Sekjen PBB Antonio Guterres berbicara dalam pertemuan bertemakan iklim di Abu Dhabi, Uni Emirat Arab, 30 Juni 2019. (Foto: AFP/KARIM SAHIB)
Sekjen PBB Antonio Guterres berbicara dalam pertemuan bertemakan iklim di Abu Dhabi, Uni Emirat Arab, 30 Juni 2019. (Foto: AFP/KARIM SAHIB)

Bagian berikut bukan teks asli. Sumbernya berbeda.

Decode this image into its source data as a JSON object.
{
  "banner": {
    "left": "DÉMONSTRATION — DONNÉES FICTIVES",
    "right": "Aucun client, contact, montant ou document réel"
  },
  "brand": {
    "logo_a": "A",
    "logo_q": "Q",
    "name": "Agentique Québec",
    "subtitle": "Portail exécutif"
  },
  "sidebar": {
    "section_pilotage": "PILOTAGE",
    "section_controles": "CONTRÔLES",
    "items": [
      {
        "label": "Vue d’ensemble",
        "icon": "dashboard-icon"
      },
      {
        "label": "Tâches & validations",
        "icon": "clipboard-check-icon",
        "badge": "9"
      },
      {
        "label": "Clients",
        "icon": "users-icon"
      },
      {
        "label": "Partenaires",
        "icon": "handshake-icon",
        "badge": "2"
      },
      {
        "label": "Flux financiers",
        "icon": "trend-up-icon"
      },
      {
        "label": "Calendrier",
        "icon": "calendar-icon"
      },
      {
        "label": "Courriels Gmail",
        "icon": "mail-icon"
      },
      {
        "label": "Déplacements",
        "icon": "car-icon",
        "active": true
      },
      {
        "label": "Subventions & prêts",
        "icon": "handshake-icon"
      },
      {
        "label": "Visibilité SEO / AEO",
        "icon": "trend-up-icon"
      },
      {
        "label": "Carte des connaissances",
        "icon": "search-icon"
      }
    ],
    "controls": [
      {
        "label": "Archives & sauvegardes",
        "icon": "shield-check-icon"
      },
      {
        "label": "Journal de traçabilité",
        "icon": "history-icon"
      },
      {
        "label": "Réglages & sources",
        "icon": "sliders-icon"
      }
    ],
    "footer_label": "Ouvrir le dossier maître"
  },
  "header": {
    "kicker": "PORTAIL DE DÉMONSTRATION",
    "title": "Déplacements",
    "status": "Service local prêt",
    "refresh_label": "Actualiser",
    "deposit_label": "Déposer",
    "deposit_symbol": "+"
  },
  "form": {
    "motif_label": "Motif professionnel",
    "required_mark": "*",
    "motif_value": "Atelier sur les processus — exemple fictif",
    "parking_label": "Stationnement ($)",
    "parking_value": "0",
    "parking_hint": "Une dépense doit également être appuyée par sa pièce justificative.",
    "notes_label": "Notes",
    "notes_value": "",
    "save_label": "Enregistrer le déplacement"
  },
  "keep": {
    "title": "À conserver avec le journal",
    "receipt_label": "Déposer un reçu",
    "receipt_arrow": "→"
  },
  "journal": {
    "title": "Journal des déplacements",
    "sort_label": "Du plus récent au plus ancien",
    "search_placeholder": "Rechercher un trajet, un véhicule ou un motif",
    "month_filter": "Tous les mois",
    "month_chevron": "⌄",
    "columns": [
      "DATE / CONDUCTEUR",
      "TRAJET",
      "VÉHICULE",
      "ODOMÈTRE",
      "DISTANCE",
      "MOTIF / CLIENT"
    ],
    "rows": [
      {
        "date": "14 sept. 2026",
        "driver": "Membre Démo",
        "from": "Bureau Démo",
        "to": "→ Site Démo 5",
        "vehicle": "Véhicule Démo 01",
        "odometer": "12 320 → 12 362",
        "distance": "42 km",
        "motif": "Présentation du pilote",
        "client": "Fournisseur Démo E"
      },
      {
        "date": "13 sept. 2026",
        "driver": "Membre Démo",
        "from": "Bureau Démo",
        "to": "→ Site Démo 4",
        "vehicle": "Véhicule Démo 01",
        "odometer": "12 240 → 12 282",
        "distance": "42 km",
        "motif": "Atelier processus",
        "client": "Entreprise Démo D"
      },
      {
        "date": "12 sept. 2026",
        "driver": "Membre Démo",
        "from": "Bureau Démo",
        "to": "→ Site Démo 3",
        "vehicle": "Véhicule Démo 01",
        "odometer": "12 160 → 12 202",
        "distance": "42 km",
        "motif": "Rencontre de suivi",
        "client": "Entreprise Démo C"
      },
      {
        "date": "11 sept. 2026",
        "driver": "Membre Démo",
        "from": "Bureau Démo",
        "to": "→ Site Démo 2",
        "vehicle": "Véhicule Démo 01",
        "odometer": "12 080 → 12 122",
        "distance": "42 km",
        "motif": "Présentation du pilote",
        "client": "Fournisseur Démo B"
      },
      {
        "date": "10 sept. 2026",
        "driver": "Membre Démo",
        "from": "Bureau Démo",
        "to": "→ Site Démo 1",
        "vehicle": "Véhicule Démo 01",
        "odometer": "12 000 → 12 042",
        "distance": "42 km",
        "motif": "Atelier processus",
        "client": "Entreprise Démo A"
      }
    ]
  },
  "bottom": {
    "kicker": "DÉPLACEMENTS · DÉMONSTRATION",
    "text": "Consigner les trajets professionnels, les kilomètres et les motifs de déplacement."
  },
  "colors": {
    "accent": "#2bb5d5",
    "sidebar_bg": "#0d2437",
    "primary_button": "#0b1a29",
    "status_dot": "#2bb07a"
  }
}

Sekjen PBB Peringatkan Ancaman 'Darurat Iklim'

Internasional pbb perubahan iklim
Arpan Rahman • 01 Juli 2019 13:28
Abu Dhabi: Sekretaris Jenderal Perserikatan Bangsa-Bangsa Antonio Guterres memperingatkan semua orang bahwa dunia sedang menghadapi ancaman berbahaya dalam bentuk perubahan iklim.
 
Dalam konferensi iklim di Abu Dhabi, Uni Emirat Arab, Guterres menyerukan kepada seluruh hadirin untuk mengambil tindakan nyata dalam menanggulangi perubahan iklim dan penyebab-penyebabnya.
 
"Gangguan iklim sedang terjadi saat ini, dan ini terjadi kepada kita semua," kata Guterres, disiarkan dari media UPI, Minggu 30 Juni 2019. "Ini terjadi lebih cepat dari yang telah diprediksi ilmuwan-ilmuwan terbaik dunia," tegasnya.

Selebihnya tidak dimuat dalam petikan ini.